The desire to play a team sport, maybe even engage in a bit of friendly competition, does not necessarily diminish in older age, but certain athletic pursuits may not be ideal for people with joint issues or who cannot run for long periods of time. Walking soccer may be the answer! It was created as a modified non-contact sport to promote health and safety while allowing people of all ages to enjoy playing the game.
According to the Canadian Walking Soccer Association, walking soccer enables people with mobility issues to rediscover their passion for the sport, in a fun, recreational setting. The modified rules allow no running or jogging, and the ball cannot travel above head height. No physical contact is allowed, including blocking, pushing, or tackling across a player. The goal is to provide a more inclusive environment that is safer and less intimidating for players of varying ages and abilities.
Participating in a recreational sport not only improves physical fitness, but players report having more energy and experience a boost in mood. The social aspect of the game is also a vital component of walking soccer, helping to connect people with others in their community. Being part of such a team can boost self-esteem and increase one’s sense of value and belonging.
Walking soccer clubs have been popping up in cities across Canada and the United States, including Saskatoon, Guelph, Sarnia, Pickering, Oakville, Sherbrooke, Toronto and Nanoose, British Columbia. Many of the players are over 55 and in Sarnia, a regular player recently reached his 90th birthday. Occasionally, younger players – including the children and grandchildren of regular participants, join in the fun.

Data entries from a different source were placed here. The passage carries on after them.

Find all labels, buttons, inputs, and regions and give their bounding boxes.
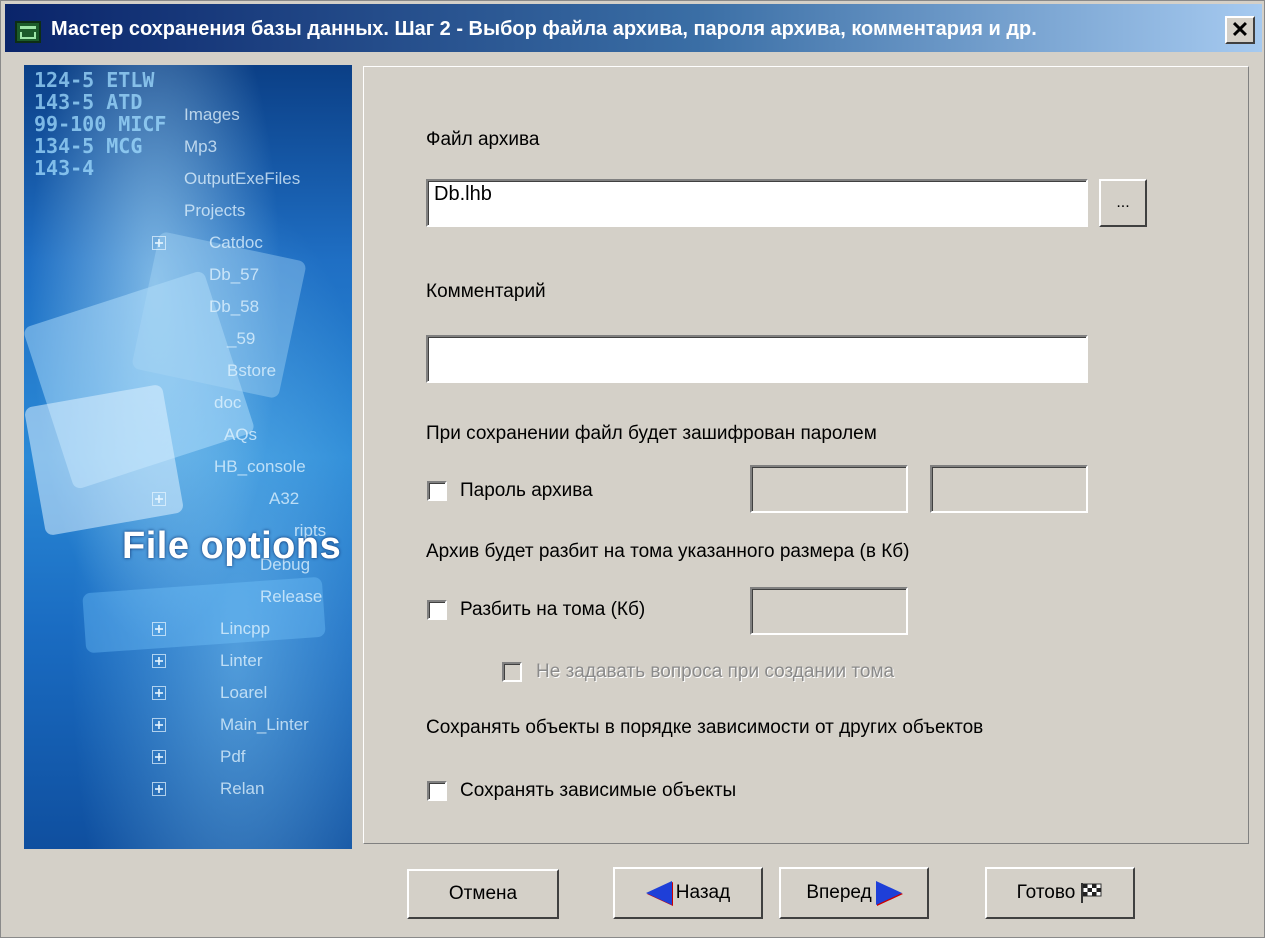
options-panel: Файл архива Db.lhb ... Комментарий При с…: [363, 66, 1249, 844]
tree-item: Bstore: [227, 361, 277, 380]
password-confirm-input: [930, 465, 1088, 513]
tree-item: AQs: [224, 425, 258, 444]
no-ask-volume-checkbox: [502, 662, 522, 682]
tree-item: Lincpp: [220, 619, 271, 638]
tree-item: Mp3: [184, 137, 218, 156]
tree-item: Db_58: [209, 297, 260, 316]
archive-file-label: Файл архива: [426, 129, 540, 150]
tree-item: OutputExeFiles: [184, 169, 301, 188]
side-image-caption: File options: [122, 525, 342, 567]
tree-expand-icon: [152, 622, 166, 636]
tree-item: Main_Linter: [220, 715, 309, 734]
wizard-window: Мастер сохранения базы данных. Шаг 2 - В…: [0, 0, 1265, 938]
dependency-note: Сохранять объекты в порядке зависимости …: [426, 717, 984, 738]
code-overlay-text: 124-5 ETLW 143-5 ATD 99-100 MICF 134-5 M…: [34, 68, 167, 180]
tree-expand-icon: [152, 686, 166, 700]
tree-item: HB_console: [214, 457, 306, 476]
tree-item: Loarel: [220, 683, 268, 702]
encrypt-note: При сохранении файл будет зашифрован пар…: [426, 423, 877, 444]
password-checkbox-label[interactable]: Пароль архива: [460, 480, 593, 502]
next-button[interactable]: Вперед: [779, 867, 929, 919]
next-button-label: Вперед: [806, 882, 872, 903]
split-volumes-checkbox[interactable]: [427, 600, 447, 620]
cancel-button[interactable]: Отмена: [407, 869, 559, 919]
archive-file-input[interactable]: Db.lhb: [426, 179, 1088, 227]
tree-item: Pdf: [220, 747, 246, 766]
dependent-objects-label[interactable]: Сохранять зависимые объекты: [460, 780, 736, 802]
tree-expand-icon: [152, 782, 166, 796]
wizard-side-image: 124-5 ETLW 143-5 ATD 99-100 MICF 134-5 M…: [24, 65, 352, 849]
close-button[interactable]: ✕: [1225, 16, 1255, 44]
finish-button-label: Готово: [1016, 882, 1076, 903]
tree-expand-icon: [152, 750, 166, 764]
checkered-flag-icon: [1081, 883, 1102, 903]
back-button[interactable]: Назад: [613, 867, 763, 919]
tree-item: Db_57: [209, 265, 260, 284]
tree-item: Release: [260, 587, 323, 606]
dependent-objects-checkbox[interactable]: [427, 781, 447, 801]
volumes-note: Архив будет разбит на тома указанного ра…: [426, 541, 910, 562]
tree-item: Projects: [184, 201, 246, 220]
volume-size-input: [750, 587, 908, 635]
browse-button[interactable]: ...: [1099, 179, 1147, 227]
finish-button[interactable]: Готово: [985, 867, 1135, 919]
tree-item: Linter: [220, 651, 263, 670]
image-shard: [24, 383, 185, 537]
tree-item: A32: [269, 489, 300, 508]
cancel-button-label: Отмена: [448, 883, 518, 904]
tree-item: doc: [214, 393, 242, 412]
app-icon: [15, 21, 41, 43]
arrow-right-icon: [875, 881, 902, 905]
tree-expand-icon: [152, 492, 166, 506]
tree-expand-icon: [152, 236, 166, 250]
tree-item: Images: [184, 105, 240, 124]
password-checkbox[interactable]: [427, 481, 447, 501]
tree-item: Relan: [220, 779, 265, 798]
title-bar[interactable]: Мастер сохранения базы данных. Шаг 2 - В…: [5, 4, 1262, 52]
tree-expand-icon: [152, 654, 166, 668]
tree-item: Catdoc: [209, 233, 263, 252]
comment-input[interactable]: [426, 335, 1088, 383]
tree-item: _59: [227, 329, 256, 348]
split-volumes-label[interactable]: Разбить на тома (Кб): [460, 599, 645, 621]
window-title: Мастер сохранения базы данных. Шаг 2 - В…: [51, 18, 1037, 40]
arrow-left-icon: [645, 881, 672, 905]
comment-label: Комментарий: [426, 281, 546, 302]
back-button-label: Назад: [675, 882, 731, 903]
no-ask-volume-label: Не задавать вопроса при создании тома: [536, 661, 895, 682]
tree-expand-icon: [152, 718, 166, 732]
password-input: [750, 465, 908, 513]
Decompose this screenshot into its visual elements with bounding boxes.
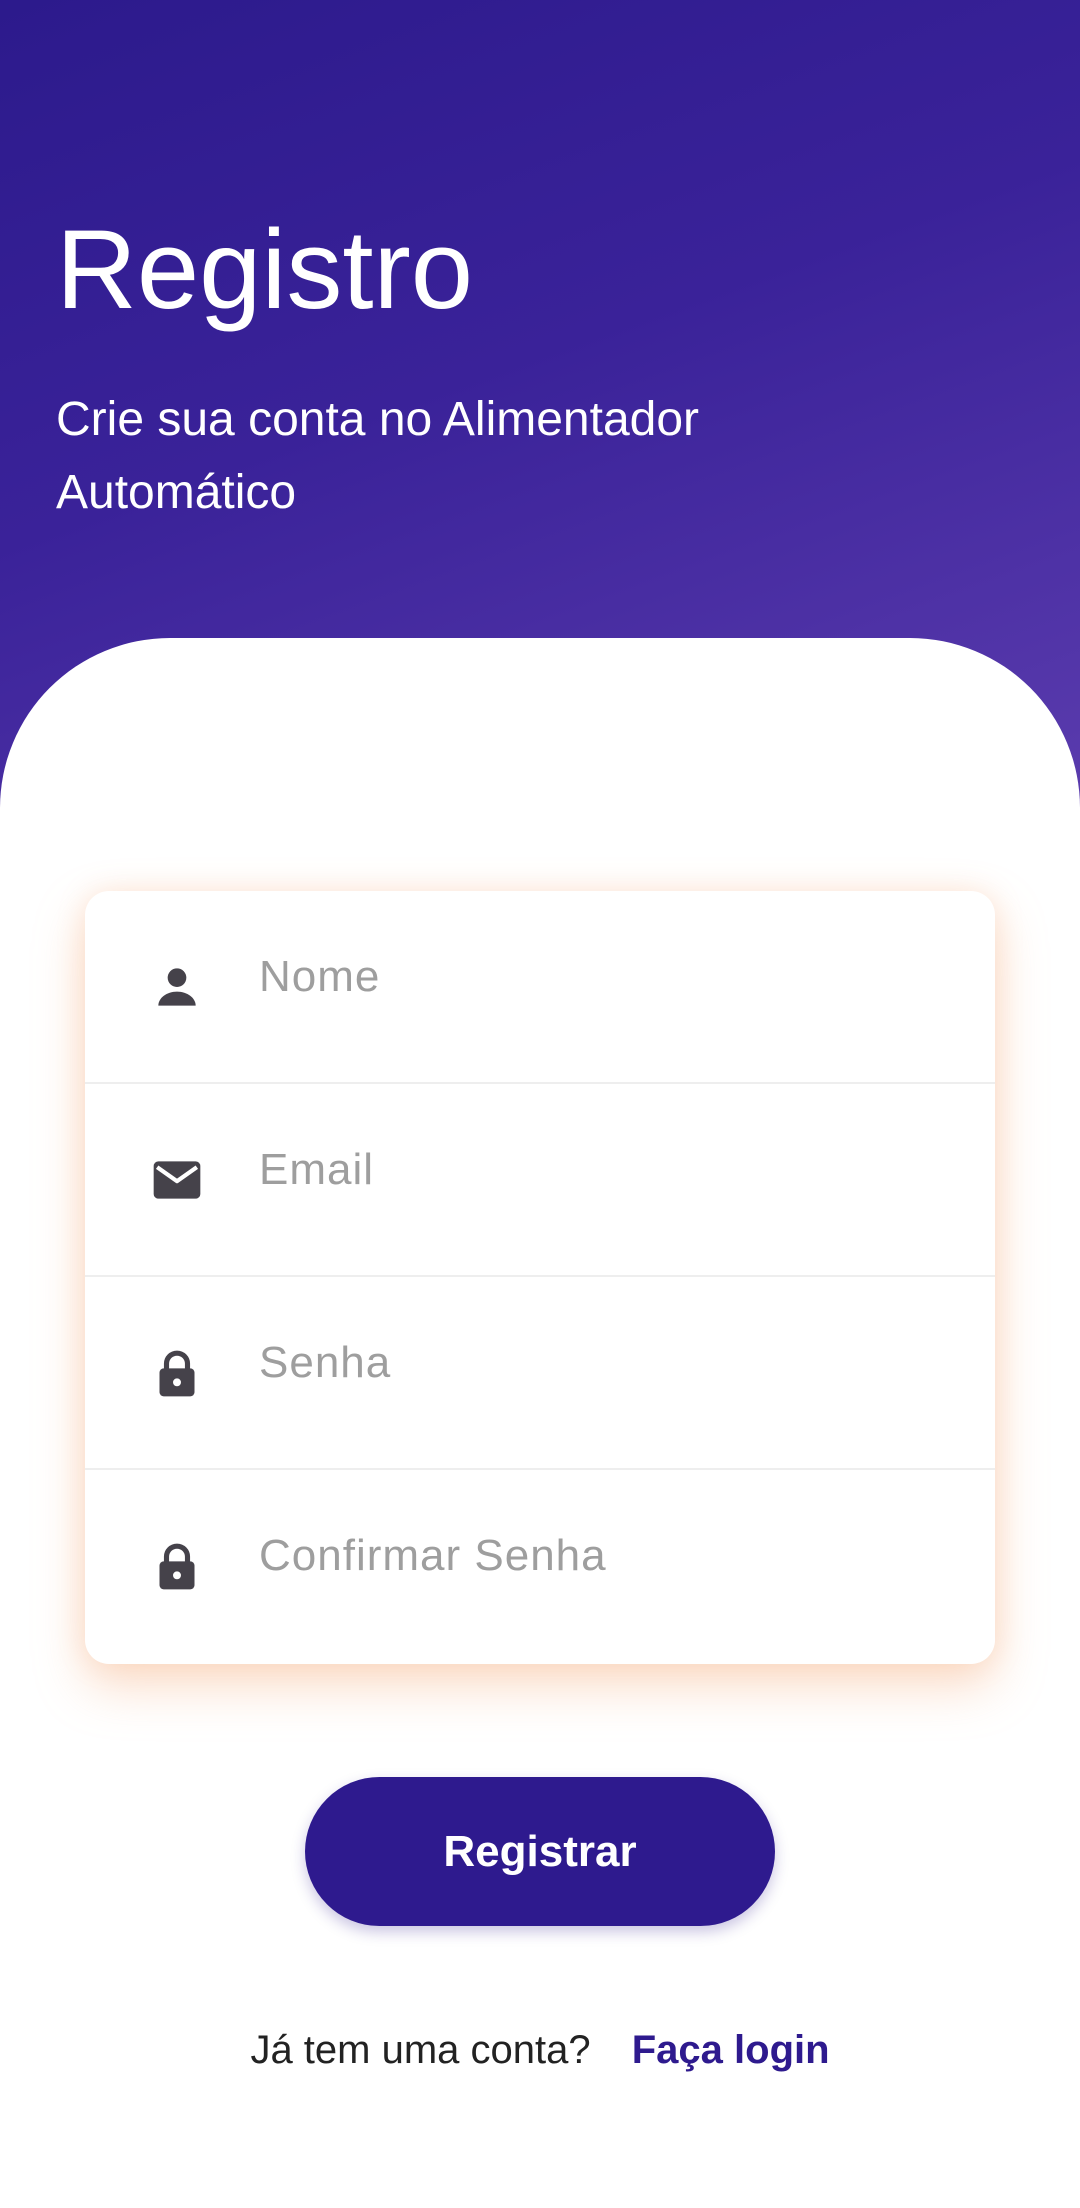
- page-subtitle: Crie sua conta no Alimentador Automático: [56, 393, 700, 519]
- login-link[interactable]: Faça login: [632, 2028, 830, 2072]
- person-icon: [149, 959, 205, 1015]
- confirm-password-field-row: [85, 1470, 995, 1664]
- lock-icon: [149, 1538, 205, 1594]
- password-input[interactable]: [259, 1333, 939, 1393]
- name-field-row: [85, 891, 995, 1084]
- password-field-row: [85, 1277, 995, 1470]
- name-input[interactable]: [259, 947, 939, 1007]
- lock-icon: [149, 1345, 205, 1401]
- email-input[interactable]: [259, 1140, 939, 1200]
- login-prompt: Já tem uma conta? Faça login: [0, 2022, 1080, 2078]
- registration-form-card: [85, 891, 995, 1664]
- email-field-row: [85, 1084, 995, 1277]
- confirm-password-input[interactable]: [259, 1526, 939, 1586]
- register-button[interactable]: Registrar: [305, 1777, 775, 1926]
- register-screen: Registro Crie sua conta no Alimentador A…: [0, 0, 1080, 2208]
- mail-icon: [149, 1152, 205, 1208]
- login-question-text: Já tem uma conta?: [250, 2028, 591, 2072]
- page-title: Registro: [56, 207, 474, 332]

Walking soccer originated in England, where there are about 600 walking football clubs. The sport recently gained the attention of soccer fans worldwide with a World Nations Cup held in August 2023.
A 2015 study found that 12 weeks of walking soccer, with a two-hour weekly training session significantly reduced body mass and body fat in older men. It is considered safe for healthy people as well as those with medical conditions including hypertension, knee osteoarthritis or Type 2 diabetes.
As always, talk with your doctor before starting any new exercise program, and begin slowly, gradually increase intensity and duration.